Visualizing the Configuration model

A way to generate a random k-regular graph is via the configuration model. Here is a short description of the model. Imagine that each vertex has k tokens. This suggests that we have in total kn tokens, where n is the number of vertices and you can freely think of n \rightarrow +\infty. Also, let me mention that in whatever follows, k is a constant.  Then we pair up tokens randomly. Of course we will assume that when k is odd, that n is even, otherwise the pairing is impossible. Then,  we project the configuration in a multigraph in the obvious way, which I describe by an example:  if the pair between token j of vertex v_x pairs with the token l of vertex v_y then we add an edge between v_x,v_y.  A nice way to visualize the configuration model is via the following picture where the tokens are coordinates on the x-axis [bucketed according to which vertex they belong to] and the pairings are shown via the semicircles:

If anyone wants the MATLAB script before I clean it up just let me know. How many such configurations exist? Let’s call their number F(k,n) to denote that it is a function of k and n.  Well, consider the last token on the x-axis, i.e., the token kn. It will have to pair with one token. How many choices does it have? Clearly, kn-1. Therefore We obtain the obvious recurrence F(k,n) = (kn-1) F(k,n-2) where F(k,2)=1. The solution to this recurrence has a name, since it is an important recurrence. The name is double factorial.

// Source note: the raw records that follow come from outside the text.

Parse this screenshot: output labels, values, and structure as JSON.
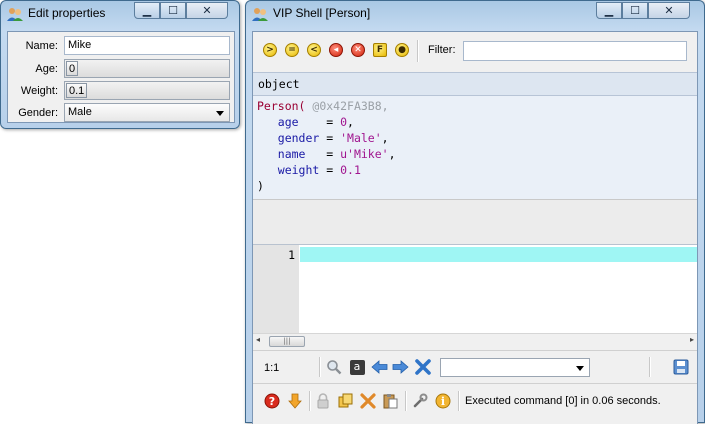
{
  "edit_window": {
    "title": "Edit properties",
    "fields": {
      "name_label": "Name:",
      "name_value": "Mike",
      "age_label": "Age:",
      "age_value": "0",
      "weight_label": "Weight:",
      "weight_value": "0.1",
      "gender_label": "Gender:",
      "gender_value": "Male"
    }
  },
  "shell_window": {
    "title": "VIP Shell [Person]",
    "filter_label": "Filter:",
    "filter_value": "",
    "toolbar_icons": [
      "forward-icon",
      "equals-icon",
      "back-icon",
      "stop-icon",
      "close-icon",
      "function-icon",
      "eye-icon"
    ],
    "toolbar_glyphs": [
      ">",
      "=",
      "<",
      "◀",
      "✕",
      "F",
      "◉"
    ],
    "object_header": "object",
    "object_repr": {
      "open": "Person(",
      "address": "@0x42FA3B8,",
      "attrs": [
        {
          "name": "age",
          "eq": "    = ",
          "value": "0",
          "trail": ","
        },
        {
          "name": "gender",
          "eq": " = ",
          "value": "'Male'",
          "trail": ","
        },
        {
          "name": "name",
          "eq": "   = ",
          "value": "u'Mike'",
          "trail": ","
        },
        {
          "name": "weight",
          "eq": " = ",
          "value": "0.1",
          "trail": ""
        }
      ],
      "close": ")"
    },
    "editor_line_number": "1",
    "cursor_position": "1:1",
    "status_text": "Executed command [0] in 0.06 seconds.",
    "nav_search_icon": "magnifier-icon",
    "colors": {
      "highlight_line": "#9ff6f4",
      "object_panel": "#eaf0f8",
      "object_header": "#dde6f1"
    }
  }
}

Namely, F(k,n) = (kn-1)!! = \frac{(kn)!}{2^{(kn)/2}(kn/2)!}. In a follow up post, I will write more on different existing methods to generate k-regular graphs. For now, remember that this technique is good for generating regular graphs when k is small, since as k increases, the probability of the graph being simple decreases exponentially, and that will force us to execute the pairing exponential number of times.